Henshaw’s concern and the seemingly bloated fatality count received limited media attention.
But the poor safety record of the industry gained national exposure six years ago, today, when Assistant Secretary of Labor Edwin Foulke, Jr., said in a keynote address at a NATE conference in Orlando, “Tower climbing remains the most dangerous job in America,” surpassing perennial high risk professions of logging and fishing.
An outreach video message from Dr. Michaels regarding tower worker safety will be shown during NATE’s annual convention in San Diego, Calif. during its Tues., Feb. 25, 2014 keynote luncheon.
OSHA’s press release said that it was collaborating with NATE and other industry stakeholders to ensure that every communication tower employer understands their responsibility to protect workers performing high-hazard work.
On Nov. 8, 2006, NATE and OSHA entered into a strategic partnership and its success was heralded by OSHA as one of their more successful ventures, and was a lead construction achievement story on the agency’s web site.
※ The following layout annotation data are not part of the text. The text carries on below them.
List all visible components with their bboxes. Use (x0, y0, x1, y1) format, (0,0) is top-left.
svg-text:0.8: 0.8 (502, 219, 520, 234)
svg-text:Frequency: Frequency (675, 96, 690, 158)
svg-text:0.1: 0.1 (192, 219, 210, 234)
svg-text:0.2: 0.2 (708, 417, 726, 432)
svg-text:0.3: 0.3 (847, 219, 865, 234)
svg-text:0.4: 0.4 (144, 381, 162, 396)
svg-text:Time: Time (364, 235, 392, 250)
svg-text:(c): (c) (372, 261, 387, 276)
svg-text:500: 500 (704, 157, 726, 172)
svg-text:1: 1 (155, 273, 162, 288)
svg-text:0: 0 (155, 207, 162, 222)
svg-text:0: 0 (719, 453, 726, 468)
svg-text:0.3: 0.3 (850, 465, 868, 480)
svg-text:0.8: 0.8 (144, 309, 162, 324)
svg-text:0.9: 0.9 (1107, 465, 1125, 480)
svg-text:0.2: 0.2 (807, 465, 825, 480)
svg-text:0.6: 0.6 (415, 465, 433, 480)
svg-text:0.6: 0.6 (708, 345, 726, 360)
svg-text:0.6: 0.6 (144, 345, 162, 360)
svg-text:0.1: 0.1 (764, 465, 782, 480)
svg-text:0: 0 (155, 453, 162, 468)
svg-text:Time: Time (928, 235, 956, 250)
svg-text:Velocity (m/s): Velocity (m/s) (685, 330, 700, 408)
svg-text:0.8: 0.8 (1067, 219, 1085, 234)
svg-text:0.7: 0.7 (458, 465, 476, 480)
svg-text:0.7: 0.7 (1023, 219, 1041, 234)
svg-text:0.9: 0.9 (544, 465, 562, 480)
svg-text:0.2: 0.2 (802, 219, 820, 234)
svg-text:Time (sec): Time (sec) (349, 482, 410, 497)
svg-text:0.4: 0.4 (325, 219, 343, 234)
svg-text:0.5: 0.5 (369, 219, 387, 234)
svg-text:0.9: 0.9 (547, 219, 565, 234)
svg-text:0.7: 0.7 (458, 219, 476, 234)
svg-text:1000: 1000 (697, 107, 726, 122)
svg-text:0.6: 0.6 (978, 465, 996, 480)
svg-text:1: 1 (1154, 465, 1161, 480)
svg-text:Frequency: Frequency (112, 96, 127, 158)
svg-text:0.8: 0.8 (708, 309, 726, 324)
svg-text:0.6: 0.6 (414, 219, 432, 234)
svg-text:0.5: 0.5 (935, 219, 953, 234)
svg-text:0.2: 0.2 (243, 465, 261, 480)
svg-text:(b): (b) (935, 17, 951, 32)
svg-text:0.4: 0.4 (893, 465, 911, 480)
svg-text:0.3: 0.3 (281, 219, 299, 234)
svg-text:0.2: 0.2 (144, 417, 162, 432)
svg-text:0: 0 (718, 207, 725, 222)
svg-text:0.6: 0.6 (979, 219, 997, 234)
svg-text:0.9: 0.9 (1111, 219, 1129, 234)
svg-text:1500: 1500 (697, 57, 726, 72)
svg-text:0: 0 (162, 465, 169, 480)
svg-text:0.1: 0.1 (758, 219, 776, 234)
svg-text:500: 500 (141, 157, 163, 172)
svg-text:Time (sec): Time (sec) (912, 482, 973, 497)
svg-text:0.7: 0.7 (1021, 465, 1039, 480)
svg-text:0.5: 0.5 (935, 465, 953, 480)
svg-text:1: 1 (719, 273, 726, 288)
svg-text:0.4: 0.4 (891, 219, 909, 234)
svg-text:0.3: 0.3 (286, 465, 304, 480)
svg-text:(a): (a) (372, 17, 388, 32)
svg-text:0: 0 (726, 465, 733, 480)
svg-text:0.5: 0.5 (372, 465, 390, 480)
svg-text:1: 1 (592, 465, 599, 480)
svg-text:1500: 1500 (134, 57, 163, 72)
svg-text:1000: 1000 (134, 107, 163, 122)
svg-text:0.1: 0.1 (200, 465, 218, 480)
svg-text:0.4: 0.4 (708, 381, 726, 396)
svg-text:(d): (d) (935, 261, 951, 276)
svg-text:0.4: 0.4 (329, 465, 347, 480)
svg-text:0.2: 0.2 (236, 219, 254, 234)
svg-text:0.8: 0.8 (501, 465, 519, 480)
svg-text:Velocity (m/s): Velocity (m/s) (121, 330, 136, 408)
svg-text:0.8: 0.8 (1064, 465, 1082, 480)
On Sept. 10, 2010, NATE informed Dr. Michaels that his agency had reduced the approximately 125-member partnership to a one-sided agreement, stripped of benefits such as the previously enjoyed citation reductions for good faith, and a focused inspection checklist that made the alliance successful, and the partnership would not be continued by the trade group.
NATE replaced the partnership program with its STAR Initiative, which currently has a participation of 106 association members.
Most recent death citations bring $7,000 in fines Oregon OSHA issued a $7,000 fine to North American Powerline Construction Services on Feb. 4, 2014 after a tower technician died in Eugene last August when the aerial lift he was using tipped over as he was taking documentation pictures.
Investigators found that 31-year-old David Huynh and his coworker were exposed to serious hazards associated with operating the boom lift on a slope; that Huynh had not attached his PPE to approved anchor points in the basket in order to protect himself; and that the two workers had incorrectly anchored themselves to the basket’s handrail when they hooked up a 4G antenna system.